Pourtant, depuis la loi du 10 juillet 1976, l’abandon d’un animal domestique, apprivoisé ou tenu en captivité (à l’exception des animaux destinés au repeuplement) constitue un délit[2].
Il existe différentes causes : l’abandon peut (et cela est souvent le cas) être pleinement volontaire pour diverses raisons : départs en vacances, séparation, déménagement, finances insuffisantes, portée non désirée, etc. Mais l’abandon peut également être contraint, c’est le cas, par exemple en cas de décès, d’expulsion, ou d’incarcération du propriétaire mais également lorsque celui-ci entre en maison de retraite. Dès lors, tous les abandons ne se ressemblent pas et tous ne constituent pas des délits. Aussi doit-on distinguer l’abandon dit « sauvage » pénalement répréhensible, de l’abandon en refuge (avec déclaration) équivalent à une cession. Quelle que soit la forme de l’abandon, il faut garder à l’esprit le traumatisme, la souffrance psychologique[3], que cela engendre chez l’animal.
Du point de vue du droit, la jurisprudence a retenu que l’infraction est constituée lorsqu’il y a « intention de se désintéresser durablement et définitivement »[4] de l’animal, autrement dit lorsqu’il y a omission prolongée et intentionnelle de ses besoins élémentaires[5]. Dès lors que l’animal est laissé à son propre sort, sans soin, sans nourriture ou possibilité d’abreuvement, l’infraction peut être caractérisée : par exemple, si l’animal est laissé seul plusieurs jours sur un balcon dans des conditions inadaptées ou encore si l’animal est laissé en pâturage sans intention de son propriétaire de revenir s’en occuper. Le délit est, par ailleurs, constitué sans que ne soit requise une atteinte à l’intégrité physique ou une intention spéciale de faire souffrir l’animal[6].

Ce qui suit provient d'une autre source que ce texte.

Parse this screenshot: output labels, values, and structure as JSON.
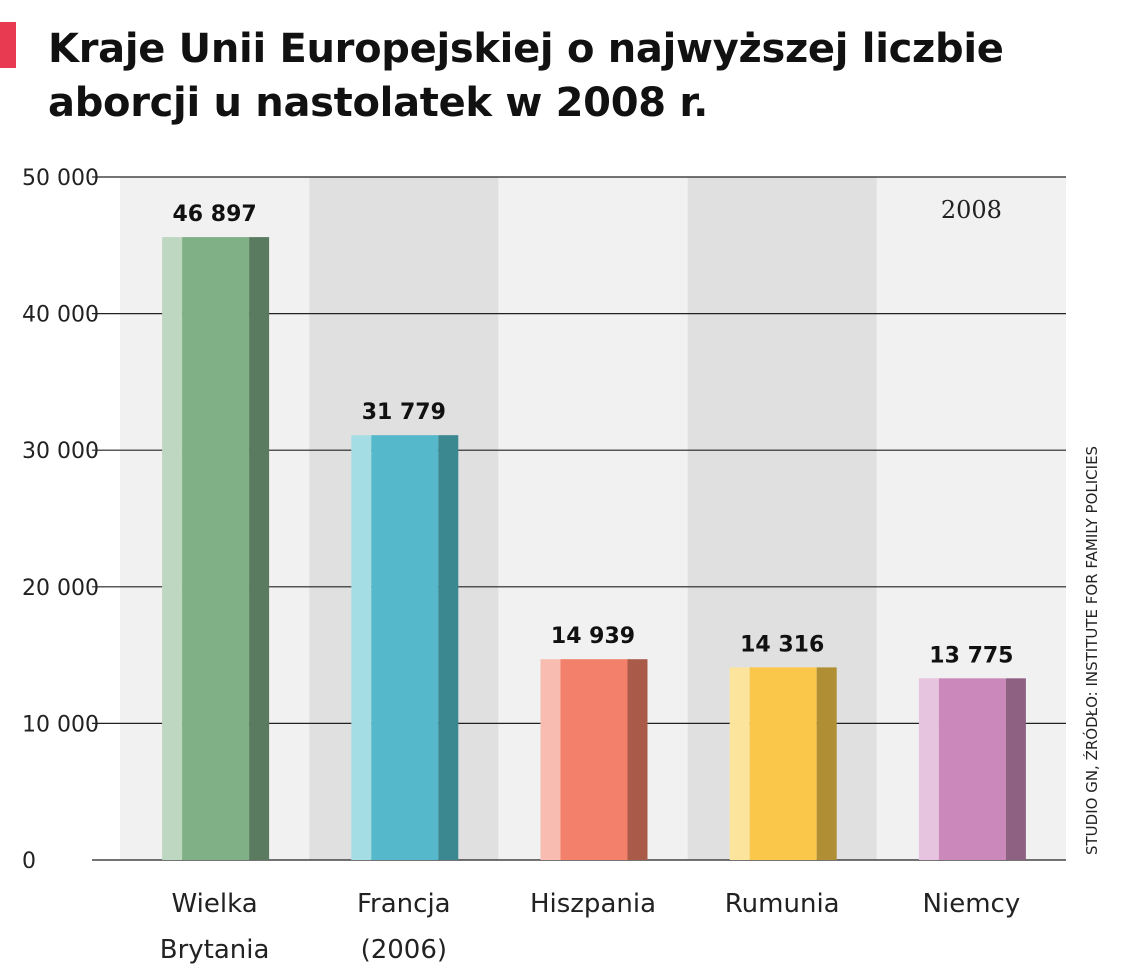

Mentionné dans le Code pénal au chapitre relatif aux « sévices graves ou actes de cruauté envers les animaux », l’abandon (art. 521-1) est sévèrement réprimé notamment depuis le renforcement des sanctions pénales issu de la loi du 30 novembre 2021 visant à lutter contre la maltraitance animale[7]. L’auteur de l’abandon encourt 3 ans d’emprisonnement et 45 000€ d’amende et, en cas de circonstances aggravantes, c’est-à-dire lorsque l’abandon est effectué dans des conditions présentant un risque de mort immédiat ou imminent pour l’animal, la sanction est portée à 4 ans d’emprisonnement et 60 000€ d’amende, et 5 ans et 75 000€ en cas de mort de l’animal.
Des peines complémentaires peuvent, en outre, être prononcées par le tribunal comme : la confiscation de l’animal, l’interdiction de détention, l’interdiction d’exercer l’activité professionnelle qui a permis de préparer ou commettre l’infraction, ou encore l’obligation de suivre un stage de sensibilisation.
Au-delà du renforcement des sanctions pénales, la loi de 2021 est venue apporter d’autres mesures visant à prévenir les abandons : création du certificat d’engagement et de connaissance, interdiction de la vente de chiens et chats en animalerie à partir de 2024, ou encore encadrement des plateformes de ventes en ligne. L’objectif de ces dispositions est d’éviter les achats impulsifs et de responsabiliser les futurs propriétaires. Ces mesures s’ajoutent aux nombreux autres leviers qui existent (obligation d’identification, campagnes de stérilisation et de sensibilisation, etc.) mais qui semblent encore insuffisants à endiguer ce fléau.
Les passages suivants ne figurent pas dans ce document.